COVID-19 pandemic: Fatigue, burnout hit spiritual leaders on the front lines of faith
Global News
There have been anecdotes of burnout, stress, and mental health issues among spiritual leaders, which problems have only been amplified by the pandemic.
On Christmas Eve 2020, Rev. John Lemire got ready for work: two funerals and three masses.
The Catholic priest in Timmins, Ont., felt “somewhat exhausted” after presiding at back-to-back funeral services but had to quickly switch to the joyful mode of celebrating Christmas. Never far from his mind were the concerns of his parishioners as another COVID-19 lockdown loomed.
The fatigue Lemire describes is not uncommon among the country’s spiritual leaders, who some see as the forgotten front-line workers. Priests, rabbis and imams say they are nearing the breaking point as the strains of their job have been exacerbated by the pandemic.
Lemire, who ministers at the Sacred Heart of Jesus and St. Anthony of Padua Cathedral parishes in Timmins, does not consider himself to have suffered from burnout, but he says others have.
“I think burnout implies that they are no longer able to function and we do see that occasionally, both before the pandemic and after the pandemic,” he said in a recent interview. He attributes the problem to a number of factors, including what he sees as a push in contemporary Canadian culture to keep God out of everyday life and discredit voices of the religious, as well as an increased workload for a shrinking clergy.
“When nobody else seems to be doing something, somehow society turns to the church,” Lemire said. “’Oh, you should be working on homelessness, you should be working on food banks, you should be working on palliative care, you should be doing this and that.”
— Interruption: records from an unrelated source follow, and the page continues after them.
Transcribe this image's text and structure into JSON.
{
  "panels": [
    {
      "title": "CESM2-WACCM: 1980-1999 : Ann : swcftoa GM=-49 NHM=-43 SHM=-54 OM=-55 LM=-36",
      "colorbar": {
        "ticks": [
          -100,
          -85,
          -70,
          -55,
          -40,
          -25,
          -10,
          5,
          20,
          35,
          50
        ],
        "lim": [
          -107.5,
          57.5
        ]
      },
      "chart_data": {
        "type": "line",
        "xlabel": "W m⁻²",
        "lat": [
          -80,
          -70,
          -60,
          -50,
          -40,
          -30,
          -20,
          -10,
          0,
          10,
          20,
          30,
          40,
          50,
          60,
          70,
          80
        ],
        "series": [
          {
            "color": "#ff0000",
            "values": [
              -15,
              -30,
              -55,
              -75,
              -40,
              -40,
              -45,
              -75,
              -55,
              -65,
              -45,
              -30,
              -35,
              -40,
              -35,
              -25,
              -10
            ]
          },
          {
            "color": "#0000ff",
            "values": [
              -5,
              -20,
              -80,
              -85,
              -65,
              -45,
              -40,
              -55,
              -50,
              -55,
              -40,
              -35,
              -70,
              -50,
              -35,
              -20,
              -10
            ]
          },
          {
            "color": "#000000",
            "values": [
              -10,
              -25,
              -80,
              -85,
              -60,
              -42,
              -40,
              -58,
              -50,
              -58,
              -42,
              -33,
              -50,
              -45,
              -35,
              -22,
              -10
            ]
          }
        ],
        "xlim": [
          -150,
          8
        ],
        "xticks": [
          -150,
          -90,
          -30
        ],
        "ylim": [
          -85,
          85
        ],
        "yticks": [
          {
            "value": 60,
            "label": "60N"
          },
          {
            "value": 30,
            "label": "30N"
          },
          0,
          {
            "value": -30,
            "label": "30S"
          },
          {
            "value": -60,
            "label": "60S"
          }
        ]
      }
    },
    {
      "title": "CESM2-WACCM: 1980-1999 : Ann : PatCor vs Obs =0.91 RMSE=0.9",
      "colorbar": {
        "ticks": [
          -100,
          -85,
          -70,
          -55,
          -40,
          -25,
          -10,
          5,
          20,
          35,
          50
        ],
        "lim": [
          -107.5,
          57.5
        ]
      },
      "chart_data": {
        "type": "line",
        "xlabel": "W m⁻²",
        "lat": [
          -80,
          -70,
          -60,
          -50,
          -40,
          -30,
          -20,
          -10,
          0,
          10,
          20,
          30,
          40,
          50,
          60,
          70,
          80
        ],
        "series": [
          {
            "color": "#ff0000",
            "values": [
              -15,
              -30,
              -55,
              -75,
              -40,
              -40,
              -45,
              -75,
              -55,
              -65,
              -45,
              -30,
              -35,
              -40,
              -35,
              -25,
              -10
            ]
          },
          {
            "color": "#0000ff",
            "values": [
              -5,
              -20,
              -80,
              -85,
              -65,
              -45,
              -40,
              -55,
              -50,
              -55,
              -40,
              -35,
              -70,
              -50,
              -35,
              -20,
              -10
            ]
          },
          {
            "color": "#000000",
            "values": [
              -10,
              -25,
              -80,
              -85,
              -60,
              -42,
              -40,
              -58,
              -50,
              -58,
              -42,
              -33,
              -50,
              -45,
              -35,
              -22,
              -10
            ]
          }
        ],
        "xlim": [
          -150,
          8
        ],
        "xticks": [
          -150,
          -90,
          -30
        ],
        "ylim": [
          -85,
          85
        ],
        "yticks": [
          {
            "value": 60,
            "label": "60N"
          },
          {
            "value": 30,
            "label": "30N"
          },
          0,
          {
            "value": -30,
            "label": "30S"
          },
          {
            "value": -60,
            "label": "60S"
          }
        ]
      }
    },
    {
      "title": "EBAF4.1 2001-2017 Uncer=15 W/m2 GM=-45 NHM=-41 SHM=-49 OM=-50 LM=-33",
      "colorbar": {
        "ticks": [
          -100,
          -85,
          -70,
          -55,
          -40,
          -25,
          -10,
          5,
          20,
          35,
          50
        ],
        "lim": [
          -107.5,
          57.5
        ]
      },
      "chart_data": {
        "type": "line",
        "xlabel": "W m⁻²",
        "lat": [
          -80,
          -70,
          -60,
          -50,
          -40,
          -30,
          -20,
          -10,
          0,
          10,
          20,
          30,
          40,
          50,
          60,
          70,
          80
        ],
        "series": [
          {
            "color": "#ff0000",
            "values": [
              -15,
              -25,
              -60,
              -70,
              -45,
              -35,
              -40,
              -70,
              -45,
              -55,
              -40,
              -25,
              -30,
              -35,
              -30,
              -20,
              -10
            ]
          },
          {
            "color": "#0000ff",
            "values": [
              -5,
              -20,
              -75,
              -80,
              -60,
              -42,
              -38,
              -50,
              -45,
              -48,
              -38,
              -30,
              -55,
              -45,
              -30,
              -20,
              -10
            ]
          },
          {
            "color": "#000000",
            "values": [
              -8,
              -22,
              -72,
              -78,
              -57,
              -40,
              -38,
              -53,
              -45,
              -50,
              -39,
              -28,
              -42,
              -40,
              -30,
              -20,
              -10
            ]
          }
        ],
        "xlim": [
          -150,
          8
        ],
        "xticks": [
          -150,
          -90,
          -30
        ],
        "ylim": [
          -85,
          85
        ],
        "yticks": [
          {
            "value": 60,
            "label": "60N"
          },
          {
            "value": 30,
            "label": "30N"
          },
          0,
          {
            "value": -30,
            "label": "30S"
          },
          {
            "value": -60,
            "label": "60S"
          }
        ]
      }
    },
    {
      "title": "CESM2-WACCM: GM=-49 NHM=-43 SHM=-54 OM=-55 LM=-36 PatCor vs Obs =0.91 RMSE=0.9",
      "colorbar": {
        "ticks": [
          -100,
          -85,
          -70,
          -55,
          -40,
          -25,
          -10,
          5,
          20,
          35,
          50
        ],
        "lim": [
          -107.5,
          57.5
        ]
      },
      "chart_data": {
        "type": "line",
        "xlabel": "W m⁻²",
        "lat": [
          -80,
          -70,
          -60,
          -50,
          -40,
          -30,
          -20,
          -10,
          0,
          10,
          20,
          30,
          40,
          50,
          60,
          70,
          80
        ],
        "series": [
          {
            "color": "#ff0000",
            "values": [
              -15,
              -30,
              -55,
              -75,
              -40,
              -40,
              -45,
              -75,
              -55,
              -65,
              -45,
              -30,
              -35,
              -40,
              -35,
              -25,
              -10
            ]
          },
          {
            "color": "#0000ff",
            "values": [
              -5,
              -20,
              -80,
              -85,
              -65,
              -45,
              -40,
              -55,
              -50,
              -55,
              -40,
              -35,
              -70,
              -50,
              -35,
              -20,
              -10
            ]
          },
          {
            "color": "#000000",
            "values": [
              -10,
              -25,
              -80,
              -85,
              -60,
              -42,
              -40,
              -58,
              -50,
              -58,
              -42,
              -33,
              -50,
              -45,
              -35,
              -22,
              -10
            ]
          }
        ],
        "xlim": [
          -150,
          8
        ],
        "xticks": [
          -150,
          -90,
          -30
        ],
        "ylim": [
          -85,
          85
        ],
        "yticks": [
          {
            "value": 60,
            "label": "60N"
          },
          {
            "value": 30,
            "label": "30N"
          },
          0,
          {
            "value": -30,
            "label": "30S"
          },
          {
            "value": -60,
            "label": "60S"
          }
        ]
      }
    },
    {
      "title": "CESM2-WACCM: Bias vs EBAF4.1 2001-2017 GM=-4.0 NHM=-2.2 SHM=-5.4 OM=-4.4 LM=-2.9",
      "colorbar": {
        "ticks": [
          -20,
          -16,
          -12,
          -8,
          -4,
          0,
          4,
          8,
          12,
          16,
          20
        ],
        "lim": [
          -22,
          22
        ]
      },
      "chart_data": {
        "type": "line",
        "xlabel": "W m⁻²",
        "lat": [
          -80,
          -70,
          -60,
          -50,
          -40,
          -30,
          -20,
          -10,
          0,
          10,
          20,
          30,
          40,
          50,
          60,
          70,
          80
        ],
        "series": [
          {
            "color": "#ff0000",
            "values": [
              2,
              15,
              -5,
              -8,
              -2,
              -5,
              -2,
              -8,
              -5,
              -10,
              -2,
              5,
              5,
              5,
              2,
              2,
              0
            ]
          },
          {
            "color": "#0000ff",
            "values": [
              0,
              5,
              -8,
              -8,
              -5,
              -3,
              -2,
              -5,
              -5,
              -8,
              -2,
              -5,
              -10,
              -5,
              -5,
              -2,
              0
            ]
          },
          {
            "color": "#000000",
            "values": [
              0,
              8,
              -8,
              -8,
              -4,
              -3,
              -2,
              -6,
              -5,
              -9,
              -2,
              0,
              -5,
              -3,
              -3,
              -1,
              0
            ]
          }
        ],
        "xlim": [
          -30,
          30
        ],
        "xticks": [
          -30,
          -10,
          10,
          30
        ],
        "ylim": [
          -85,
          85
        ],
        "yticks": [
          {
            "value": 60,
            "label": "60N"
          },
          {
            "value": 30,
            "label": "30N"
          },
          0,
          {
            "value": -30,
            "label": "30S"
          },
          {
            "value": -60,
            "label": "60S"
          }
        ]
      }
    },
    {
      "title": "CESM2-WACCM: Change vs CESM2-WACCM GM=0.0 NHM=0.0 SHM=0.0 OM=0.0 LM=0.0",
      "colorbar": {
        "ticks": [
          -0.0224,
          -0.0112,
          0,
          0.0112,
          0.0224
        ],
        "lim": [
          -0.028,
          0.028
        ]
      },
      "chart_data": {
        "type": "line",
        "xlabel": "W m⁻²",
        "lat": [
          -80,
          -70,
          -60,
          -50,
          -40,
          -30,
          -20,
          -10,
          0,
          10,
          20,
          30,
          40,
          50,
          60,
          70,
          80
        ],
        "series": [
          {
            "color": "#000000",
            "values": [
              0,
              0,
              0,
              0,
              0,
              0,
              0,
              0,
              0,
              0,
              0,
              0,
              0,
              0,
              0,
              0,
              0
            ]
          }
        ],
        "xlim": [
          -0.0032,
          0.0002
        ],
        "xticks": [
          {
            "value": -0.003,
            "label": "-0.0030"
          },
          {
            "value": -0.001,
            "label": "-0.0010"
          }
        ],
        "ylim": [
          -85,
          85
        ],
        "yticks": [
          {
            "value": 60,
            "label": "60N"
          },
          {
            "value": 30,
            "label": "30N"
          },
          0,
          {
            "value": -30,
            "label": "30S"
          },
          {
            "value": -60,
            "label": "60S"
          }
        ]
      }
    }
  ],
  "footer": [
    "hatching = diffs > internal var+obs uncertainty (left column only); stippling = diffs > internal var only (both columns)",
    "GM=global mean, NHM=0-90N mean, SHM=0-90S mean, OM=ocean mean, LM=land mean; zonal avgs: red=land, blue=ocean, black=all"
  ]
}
Joel Thiessen, a sociology professor at Ambrose University, a private Christian institution in Calgary, said that while data is lacking in Canada, he has heard anecdotes of burnout, stress and mental health issues among spiritual leaders. The problems have only been amplified by the pandemic, he said.
“It’s probably always come with the territory, like other social service roles or front-line roles,” Thiessen said. People assume that spiritual leaders are “superhuman almost” who give up time with their families to tend to their communities, he said.